"How Powerful Women Tackle Tech in Business"

"How Powerful Women Tackle Tech in Business"

🔹 1. Teknologi Harus Memberikan Nilai Nyata, Bukan Sekadar Tren

“Teknologi bukan untuk sekadar terlihat canggih, tapi harus benar-benar memberikan nilai tambah.” – Leslie

Perempuan pemimpin dalam bisnis teknologi menunjukkan bahwa bukan semua inovasi layak diadopsi. Evaluasi harus didasarkan pada manfaat langsung bagi pengguna dan efisiensi internal.

🔹 2. AI Bukan Sekadar Otomatisasi—Tapi Personalisasi dengan Empati

“Tidak ada yang lebih personal daripada makanan.” – Debbie

AI digunakan bukan hanya untuk efisiensi, tapi untuk memperkuat hubungan manusia—seperti menciptakan pengalaman makan yang sesuai dengan preferensi unik seseorang atau menghadirkan cerita yang menyentuh pribadi seseorang.

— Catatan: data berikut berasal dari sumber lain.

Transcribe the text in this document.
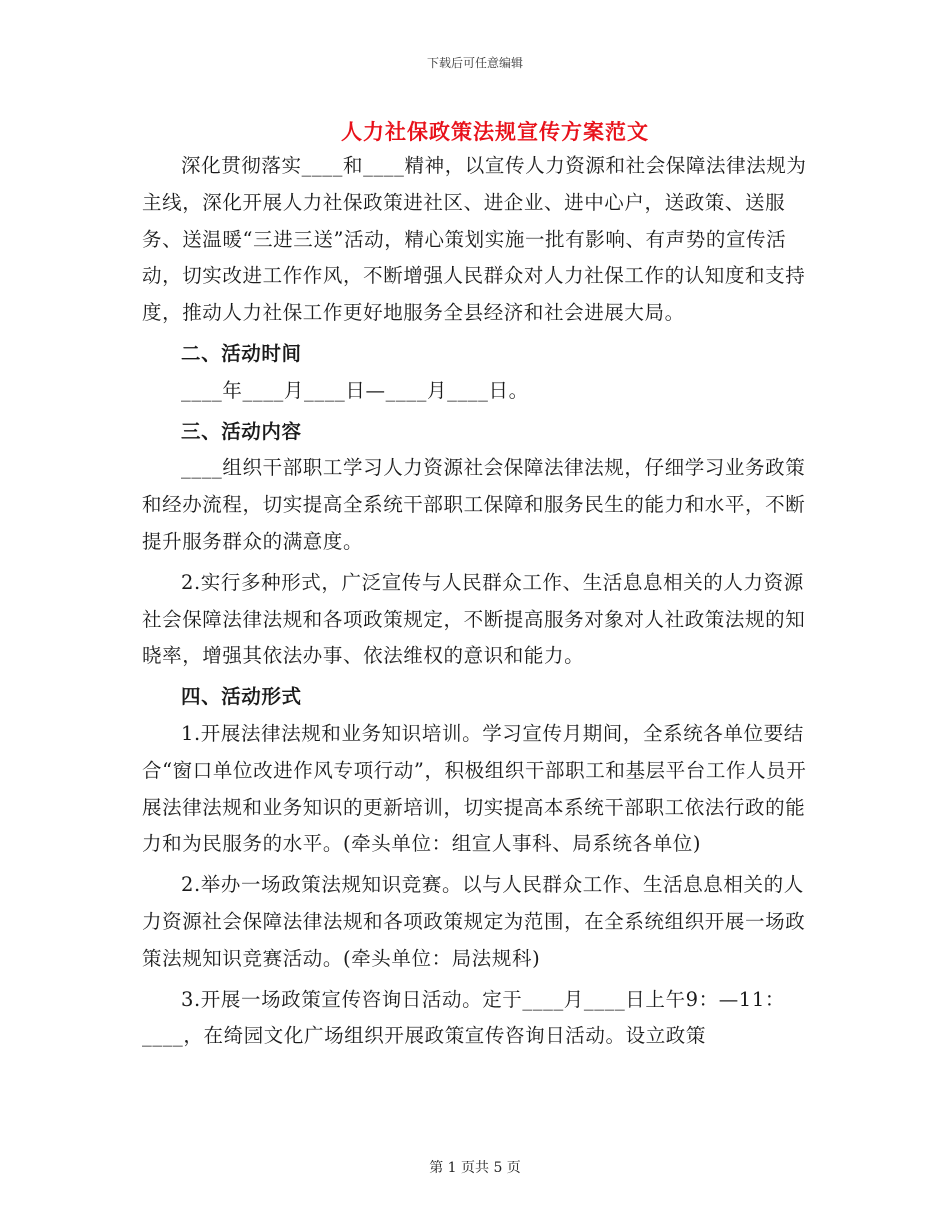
下载后可任意编辑
人力社保政策法规宣传方案范文

深化贯彻落实____和____精神，以宣传人力资源和社会保障法律法规为主线，深化开展人力社保政策进社区、进企业、进中心户，送政策、送服务、送温暖“三进三送”活动，精心策划实施一批有影响、有声势的宣传活动，切实改进工作作风，不断增强人民群众对人力社保工作的认知度和支持度，推动人力社保工作更好地服务全县经济和社会进展大局。

二、活动时间

____年____月____日—____月____日。

三、活动内容

____组织干部职工学习人力资源社会保障法律法规，仔细学习业务政策和经办流程，切实提高全系统干部职工保障和服务民生的能力和水平，不断提升服务群众的满意度。

2.实行多种形式，广泛宣传与人民群众工作、生活息息相关的人力资源社会保障法律法规和各项政策规定，不断提高服务对象对人社政策法规的知晓率，增强其依法办事、依法维权的意识和能力。

四、活动形式

1.开展法律法规和业务知识培训。学习宣传月期间，全系统各单位要结合“窗口单位改进作风专项行动”，积极组织干部职工和基层平台工作人员开展法律法规和业务知识的更新培训，切实提高本系统干部职工依法行政的能力和为民服务的水平。(牵头单位：组宣人事科、局系统各单位)

2.举办一场政策法规知识竞赛。以与人民群众工作、生活息息相关的人力资源社会保障法律法规和各项政策规定为范围，在全系统组织开展一场政策法规知识竞赛活动。(牵头单位：局法规科)

3.开展一场政策宣传咨询日活动。定于____月____日上午9：—11：____，在绮园文化广场组织开展政策宣传咨询日活动。设立政策

第 1 页共 5 页
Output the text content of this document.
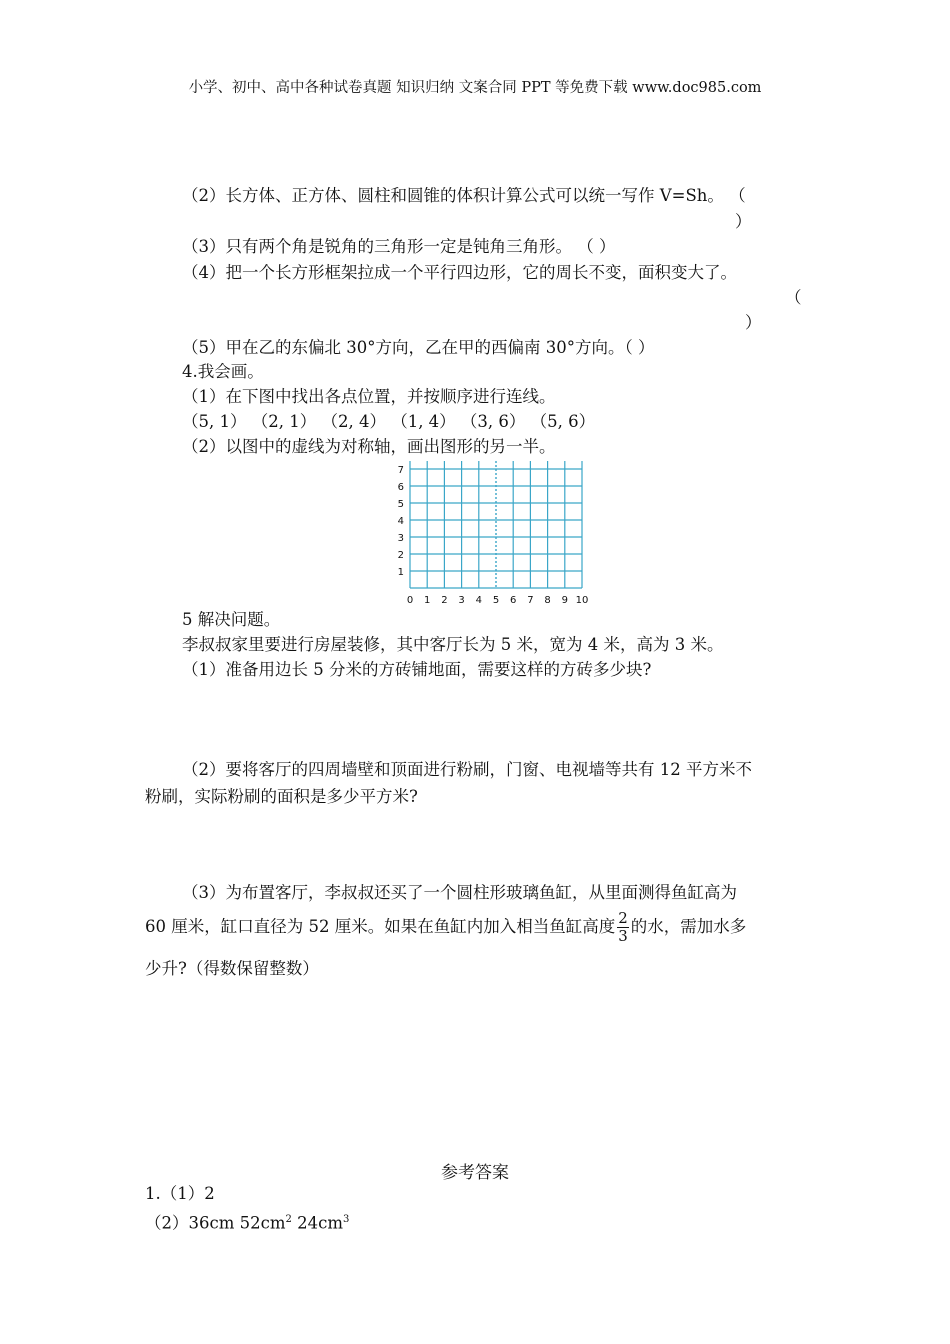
小学、初中、高中各种试卷真题 知识归纳 文案合同 PPT 等免费下载 www.doc985.com
（2）长方体、正方体、圆柱和圆锥的体积计算公式可以统一写作 V=Sh。 （
）
（3）只有两个角是锐角的三角形一定是钝角三角形。 （ ）
（4）把一个长方形框架拉成一个平行四边形，它的周长不变，面积变大了。
（
）
（5）甲在乙的东偏北 30°方向，乙在甲的西偏南 30°方向。（ ）
4.我会画。
（1）在下图中找出各点位置，并按顺序进行连线。
（5, 1） （2, 1） （2, 4） （1, 4） （3, 6） （5, 6）
（2）以图中的虚线为对称轴，画出图形的另一半。
0 1 2 3 4 5 6 7 8 9 10
1
2
3
4
5
6
7
5 解决问题。
李叔叔家里要进行房屋装修，其中客厅长为 5 米，宽为 4 米，高为 3 米。
（1）准备用边长 5 分米的方砖铺地面，需要这样的方砖多少块?
（2）要将客厅的四周墙壁和顶面进行粉刷，门窗、电视墙等共有 12 平方米不
粉刷，实际粉刷的面积是多少平方米?
（3）为布置客厅，李叔叔还买了一个圆柱形玻璃鱼缸，从里面测得鱼缸高为
60 厘米，缸口直径为 52 厘米。如果在鱼缸内加入相当鱼缸高度 $\frac{2}{3}$ 的水，需加水多
少升?（得数保留整数）
参考答案
1.（1）2
（2）36cm $52cm^2$ $24cm^3$
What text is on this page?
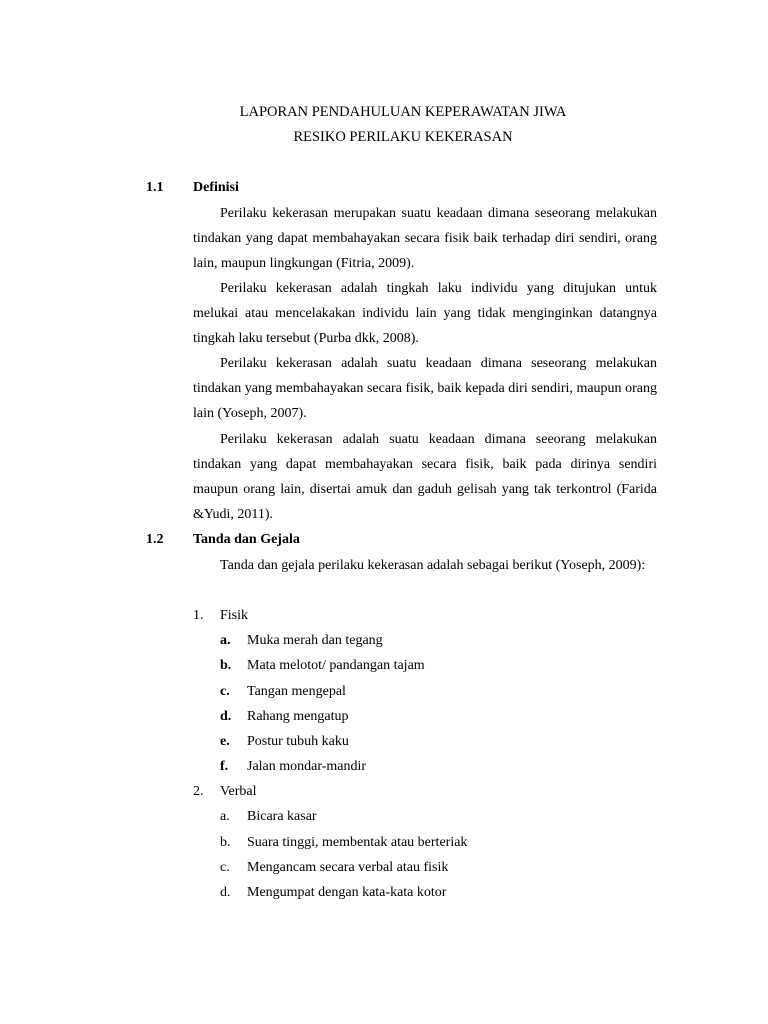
LAPORAN PENDAHULUAN KEPERAWATAN JIWA
RESIKO PERILAKU KEKERASAN
1.1 Definisi
Perilaku kekerasan merupakan suatu keadaan dimana seseorang melakukan tindakan yang dapat membahayakan secara fisik baik terhadap diri sendiri, orang lain, maupun lingkungan (Fitria, 2009).
Perilaku kekerasan adalah tingkah laku individu yang ditujukan untuk melukai atau mencelakakan individu lain yang tidak menginginkan datangnya tingkah laku tersebut (Purba dkk, 2008).
Perilaku kekerasan adalah suatu keadaan dimana seseorang melakukan tindakan yang membahayakan secara fisik, baik kepada diri sendiri, maupun orang lain (Yoseph, 2007).
Perilaku kekerasan adalah suatu keadaan dimana seeorang melakukan tindakan yang dapat membahayakan secara fisik, baik pada dirinya sendiri maupun orang lain, disertai amuk dan gaduh gelisah yang tak terkontrol (Farida &Yudi, 2011).
1.2 Tanda dan Gejala
Tanda dan gejala perilaku kekerasan adalah sebagai berikut (Yoseph, 2009):
1. Fisik
a. Muka merah dan tegang
b. Mata melotot/ pandangan tajam
c. Tangan mengepal
d. Rahang mengatup
e. Postur tubuh kaku
f. Jalan mondar-mandir
2. Verbal
a. Bicara kasar
b. Suara tinggi, membentak atau berteriak
c. Mengancam secara verbal atau fisik
d. Mengumpat dengan kata-kata kotor
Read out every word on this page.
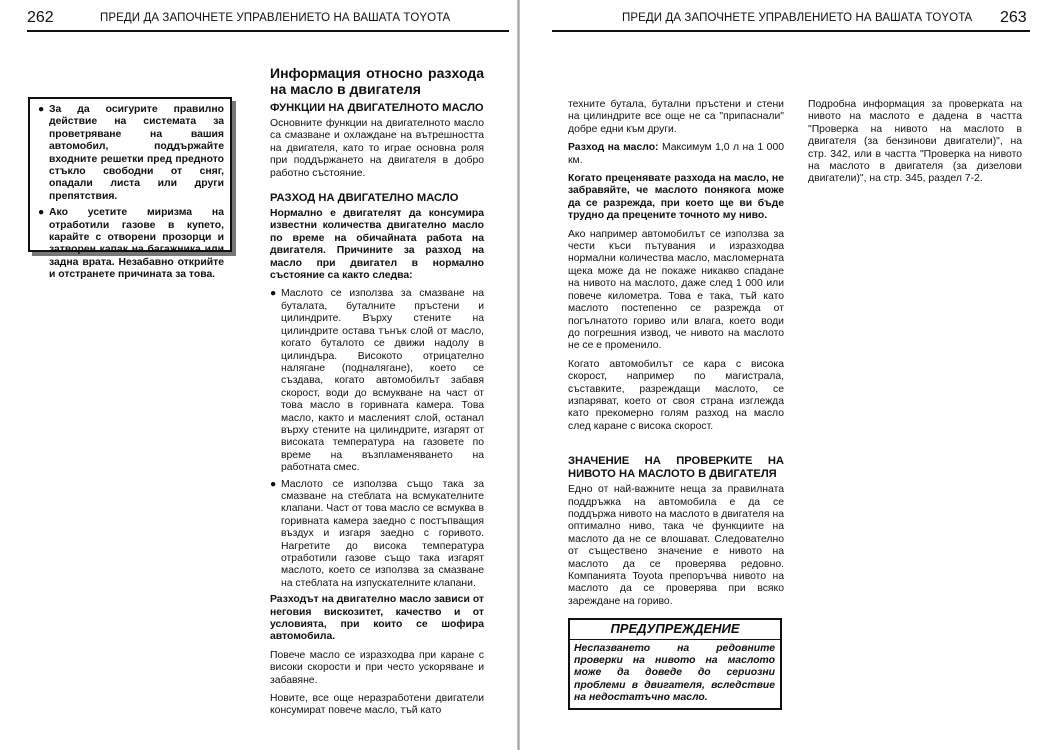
262	ПРЕДИ ДА ЗАПОЧНЕТЕ УПРАВЛЕНИЕТО НА ВАШАТА TOYOTA
● За да осигурите правилно действие на системата за проветряване на вашия автомобил, поддържайте входните решетки пред предното стъкло свободни от сняг, опадали листа или други препятствия.
● Ако усетите миризма на отработили газове в купето, карайте с отворени прозорци и затворен капак на багажника или задна врата. Незабавно открийте и отстранете причината за това.
Информация относно разхода на масло в двигателя
ФУНКЦИИ НА ДВИГАТЕЛНОТО МАСЛО

Основните функции на двигателното масло са смазване и охлаждане на вътрешността на двигателя, като то играе основна роля при поддържането на двигателя в добро работно състояние.

РАЗХОД НА ДВИГАТЕЛНО МАСЛО

Нормално е двигателят да консумира известни количества двигателно масло по време на обичайната работа на двигателя. Причините за разход на масло при двигател в нормално състояние са както следва:

● Маслото се използва за смазване на буталата, буталните пръстени и цилиндрите. Върху стените на цилиндрите остава тънък слой от масло, когато буталото се движи надолу в цилиндъра. Високото отрицателно налягане (подналягане), което се създава, когато автомобилът забавя скорост, води до всмукване на част от това масло в горивната камера. Това масло, както и масленият слой, останал върху стените на цилиндрите, изгарят от високата температура на газовете по време на възпламеняването на работната смес.
● Маслото се използва също така за смазване на стеблата на всмукателните клапани. Част от това масло се всмуква в горивната камера заедно с постъпващия въздух и изгаря заедно с горивото. Нагретите до висока температура отработили газове също така изгарят маслото, което се използва за смазване на стеблата на изпускателните клапани.

Разходът на двигателно масло зависи от неговия вискозитет, качество и от условията, при които се шофира автомобила.

Повече масло се изразходва при каране с високи скорости и при често ускоряване и забавяне.

Новите, все още неразработени двигатели консумират повече масло, тъй като

ПРЕДИ ДА ЗАПОЧНЕТЕ УПРАВЛЕНИЕТО НА ВАШАТА TOYOTA 263

техните бутала, бутални пръстени и стени на цилиндрите все още не са "припаснали" добре едни към други.

Разход на масло: Максимум 1,0 л на 1 000 км.

Когато преценявате разхода на масло, не забравяйте, че маслото понякога може да се разрежда, при което ще ви бъде трудно да прецените точното му ниво.

Ако например автомобилът се използва за чести къси пътувания и изразходва нормални количества масло, масломерната щека може да не покаже никакво спадане на нивото на маслото, даже след 1 000 или повече километра. Това е така, тъй като маслото постепенно се разрежда от погълнатото гориво или влага, което води до погрешния извод, че нивото на маслото не се е променило.

Когато автомобилът се кара с висока скорост, например по магистрала, съставките, разреждащи маслото, се изпаряват, което от своя страна изглежда като прекомерно голям разход на масло след каране с висока скорост.

ЗНАЧЕНИЕ НА ПРОВЕРКИТЕ НА НИВОТО НА МАСЛОТО В ДВИГАТЕЛЯ

Едно от най-важните неща за правилната поддръжка на автомобила е да се поддържа нивото на маслото в двигателя на оптимално ниво, така че функциите на маслото да не се влошават. Следователно от съществено значение е нивото на маслото да се проверява редовно. Компанията Toyota препоръчва нивото на маслото да се проверява при всяко зареждане на гориво.

ПРЕДУПРЕЖДЕНИЕ
Неспазването на редовните проверки на нивото на маслото може да доведе до сериозни проблеми в двигателя, вследствие на недостатъчно масло.

Подробна информация за проверката на нивото на маслото е дадена в частта "Проверка на нивото на маслото в двигателя (за бензинови двигатели)", на стр. 342, или в частта "Проверка на нивото на маслото в двигателя (за дизелови двигатели)", на стр. 345, раздел 7-2.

🔹 3. Timing dan Konteks adalah Segalanya

“Menjadi fast follower bukan berarti ketinggalan—kadang itu justru strategi terbaik.” – Padmasree

Pemimpin yang sukses paham bahwa adopsi teknologi harus memperhitungkan kesiapan pasar, ekosistem, dan pengguna. Waktu peluncuran sangat menentukan keberhasilan inovasi.

🔹 4. Kepercayaan adalah Mata Uang Utama di Era AI

“Begitu kepercayaan rusak, sangat sulit membangunnya kembali.” – Leslie

Inovasi harus dijalankan dengan hati-hati agar tidak merusak kepercayaan yang sudah dibangun. Hal ini menuntut pendekatan etis dan bertanggung jawab dalam menerapkan AI.

🔹 5. Personal Branding: Perempuan Teknolog Harus Muncul ke Permukaan

“Saya menyadari bahwa saya perlu melakukan rebranding terhadap diri saya sendiri—bukan hanya sebagai perempuan yang menjalankan OpenTable, tapi juga sebagai pemimpin teknologi.” – Debbie

Perempuan sering kali meremehkan posisi mereka sendiri di dunia teknologi. Mengangkat tangan dan menunjukkan kompetensi adalah langkah penting untuk mengubah narasi dan representasi.

🔹 6. AI Harus Menemani, Bukan Menggantikan Kreativitas Manusia

“Kami percaya teknologi harus memperkuat kreativitas manusia, bukan menggantikannya.” – Padmasree

Teknologi terbaik bukan yang menggantikan sentuhan manusia, tetapi yang memperluas kemampuannya. Perempuan dalam diskusi ini menekankan pentingnya menjaga sisi humanis dalam setiap produk berbasis AI.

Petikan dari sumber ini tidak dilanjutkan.